Estimating how much liability you could leave behind for your loved ones

Usually the ‘executor’ of the will or the ‘administrator’ of the estate pays Inheritance Tax using funds from the estate.

An executor is a person named in the will to deal with the estate – there can be more than one. An administrator is the person who deals with the estate if there’s no will. Trustees are responsible for paying Inheritance Tax on trusts.

Work out if Inheritance Tax is due on an estate
To estimate how much Inheritance Tax you could have to pay, add up the value of all your wealth, subtract your liabilities and the £325,000 nil rate band allowance, and then multiply the remainder by 40%.

If you are married or in a registered civil partnership, add up your combined estates and reduce these by two nil rate band allowances of £325,000 each (£650,000) before applying the 40% rate to estimate your potential liability to Inheritance Tax.

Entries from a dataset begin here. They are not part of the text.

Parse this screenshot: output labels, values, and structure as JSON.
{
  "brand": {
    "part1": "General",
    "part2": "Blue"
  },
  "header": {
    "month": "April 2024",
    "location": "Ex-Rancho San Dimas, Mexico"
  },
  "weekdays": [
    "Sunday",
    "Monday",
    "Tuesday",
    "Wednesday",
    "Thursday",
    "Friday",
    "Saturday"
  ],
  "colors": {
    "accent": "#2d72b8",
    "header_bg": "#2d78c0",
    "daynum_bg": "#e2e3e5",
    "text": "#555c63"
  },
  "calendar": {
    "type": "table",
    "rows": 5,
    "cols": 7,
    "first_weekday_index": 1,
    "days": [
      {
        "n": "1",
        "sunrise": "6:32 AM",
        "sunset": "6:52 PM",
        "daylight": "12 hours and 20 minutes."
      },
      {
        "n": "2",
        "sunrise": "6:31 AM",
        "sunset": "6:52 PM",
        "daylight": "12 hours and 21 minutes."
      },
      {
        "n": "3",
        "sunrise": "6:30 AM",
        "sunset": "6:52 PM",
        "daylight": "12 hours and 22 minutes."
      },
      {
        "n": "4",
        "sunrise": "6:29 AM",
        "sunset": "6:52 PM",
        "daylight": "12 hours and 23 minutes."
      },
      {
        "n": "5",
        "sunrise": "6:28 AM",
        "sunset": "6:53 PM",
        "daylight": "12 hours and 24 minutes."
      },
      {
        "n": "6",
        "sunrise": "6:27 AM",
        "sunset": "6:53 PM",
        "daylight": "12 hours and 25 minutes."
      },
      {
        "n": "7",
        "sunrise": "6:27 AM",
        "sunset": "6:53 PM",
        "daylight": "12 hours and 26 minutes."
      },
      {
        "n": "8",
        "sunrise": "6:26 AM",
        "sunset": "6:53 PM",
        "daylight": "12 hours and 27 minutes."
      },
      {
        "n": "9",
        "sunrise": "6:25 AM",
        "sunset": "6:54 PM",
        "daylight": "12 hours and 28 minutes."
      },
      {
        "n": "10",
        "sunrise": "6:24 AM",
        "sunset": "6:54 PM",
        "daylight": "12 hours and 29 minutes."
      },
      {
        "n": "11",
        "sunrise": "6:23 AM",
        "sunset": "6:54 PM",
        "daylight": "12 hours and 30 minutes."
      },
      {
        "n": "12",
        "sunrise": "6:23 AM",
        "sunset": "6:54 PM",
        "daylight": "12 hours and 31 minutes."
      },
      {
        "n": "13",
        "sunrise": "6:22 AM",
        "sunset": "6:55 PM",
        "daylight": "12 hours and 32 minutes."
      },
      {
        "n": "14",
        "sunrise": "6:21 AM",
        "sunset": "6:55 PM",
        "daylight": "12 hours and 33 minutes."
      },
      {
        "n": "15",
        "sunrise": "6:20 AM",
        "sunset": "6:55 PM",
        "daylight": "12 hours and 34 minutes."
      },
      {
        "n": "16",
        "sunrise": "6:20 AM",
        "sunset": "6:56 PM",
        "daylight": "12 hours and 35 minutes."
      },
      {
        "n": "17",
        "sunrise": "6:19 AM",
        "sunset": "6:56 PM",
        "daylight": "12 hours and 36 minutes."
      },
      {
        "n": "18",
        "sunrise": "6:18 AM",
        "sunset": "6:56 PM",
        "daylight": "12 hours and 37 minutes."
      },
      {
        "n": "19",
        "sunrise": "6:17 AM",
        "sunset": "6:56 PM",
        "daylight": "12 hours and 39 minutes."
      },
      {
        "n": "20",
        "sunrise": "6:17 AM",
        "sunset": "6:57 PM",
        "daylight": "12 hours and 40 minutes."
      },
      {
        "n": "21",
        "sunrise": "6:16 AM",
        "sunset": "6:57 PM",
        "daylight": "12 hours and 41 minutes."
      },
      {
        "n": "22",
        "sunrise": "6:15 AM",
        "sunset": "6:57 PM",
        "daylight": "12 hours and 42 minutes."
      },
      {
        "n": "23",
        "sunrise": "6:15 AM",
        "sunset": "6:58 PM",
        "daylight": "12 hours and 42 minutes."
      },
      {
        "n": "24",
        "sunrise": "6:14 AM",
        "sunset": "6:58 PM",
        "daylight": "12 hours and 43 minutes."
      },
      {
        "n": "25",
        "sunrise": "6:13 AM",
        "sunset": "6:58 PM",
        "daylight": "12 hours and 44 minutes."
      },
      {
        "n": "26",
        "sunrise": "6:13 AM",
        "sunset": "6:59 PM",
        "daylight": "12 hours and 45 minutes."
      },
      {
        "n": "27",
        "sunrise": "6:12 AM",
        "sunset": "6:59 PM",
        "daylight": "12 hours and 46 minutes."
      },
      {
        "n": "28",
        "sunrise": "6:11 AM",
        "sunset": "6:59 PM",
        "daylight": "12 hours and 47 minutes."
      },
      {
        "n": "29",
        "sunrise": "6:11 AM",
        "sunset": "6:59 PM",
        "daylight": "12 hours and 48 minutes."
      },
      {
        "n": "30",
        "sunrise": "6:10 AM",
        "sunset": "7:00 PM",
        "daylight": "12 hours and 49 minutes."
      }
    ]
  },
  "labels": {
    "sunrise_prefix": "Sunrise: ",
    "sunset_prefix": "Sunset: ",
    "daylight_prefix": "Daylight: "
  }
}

Married couples and registered civil partners are allowed to pass their possessions and assets to each other Inheritance Tax–free, and since October 2007 the surviving partner is now allowed to use both Inheritance Tax–free allowances (providing one wasn’t used at the first death).

Gifts made within the last seven years are not included in the calculations but may be liable to Inheritance Tax on a sliding scale.

The calculation for valuation of your estate is for your general information and use only and is not intended to address your particular requirements.

It should not be relied upon in its entirety and shall not be deemed to be, or constitute, advice. No individual or company should act upon such information without receiving appropriate professional advice after a thorough examination of their particular situation.

If Inheritance Tax is due on the estate, you would need to complete HM Revenue & Customs (HMRC) form IHT400. You may also need to send other forms at the same time.

If no Inheritance Tax is due, you’ll need to complete form IHT205 to tell HMRC that no IHT is due on the estate.
You or your solicitor will need to send the forms with your application for probate (‘grant of representation’). This is called ‘confirmation’ in Scotland.

The grant of representation (confirmation) gives you the right to deal with the estate as the executor or administrator.

Deadline for paying Inheritance Tax
The executor of a will or administrator of an estate usually has to pay Inheritance Tax by the end of the sixth month after the person died. After this, the estate has to pay interest.

You can make early payments before you know what the estate owes. Interest isn’t due on this amount.

You can pay Inheritance Tax in instalments over 10 years on things that may take time to sell, for example, property and some types of shares.

There are different deadlines for paying Inheritance Tax on a trust.


Inheritance tax checklist

10 steps to protect your family from a potential Inheritance Tax bill

1. The main ways to avoid Inheritance Tax are to spend your money while you are alive or give it away.

2. Work out how much Inheritance Tax might be due on your estate and regularly review it so you know what potential liability there is.

3. Find out if the rules which took effect from October 2007 which mean that married couples and registered civil partners can now make use of each other’s tax-free allowance without special tax planning apply to you.

4. If you set up special wills to deal with Inheritance Tax, review if they are still relevant.

5. Make full use of any tax-free gifts you can make while you are alive.

6. Put life insurance policies under an appropriate trust.

7. If there’s going to be a big Inheritance Tax bill, think about taking out an insurance policy for your heirs to pay
the bill.

8. Make a will if you don’t have one, otherwise the people you want to inherit may not.

9. Anything you leave to charity is free of Inheritance Tax, so it can be a useful way of reducing your potential Inheritance Tax liability while benefiting a good cause.

10. Never take steps that might leave you struggling for money while you are alive in order to save tax after you’ve died.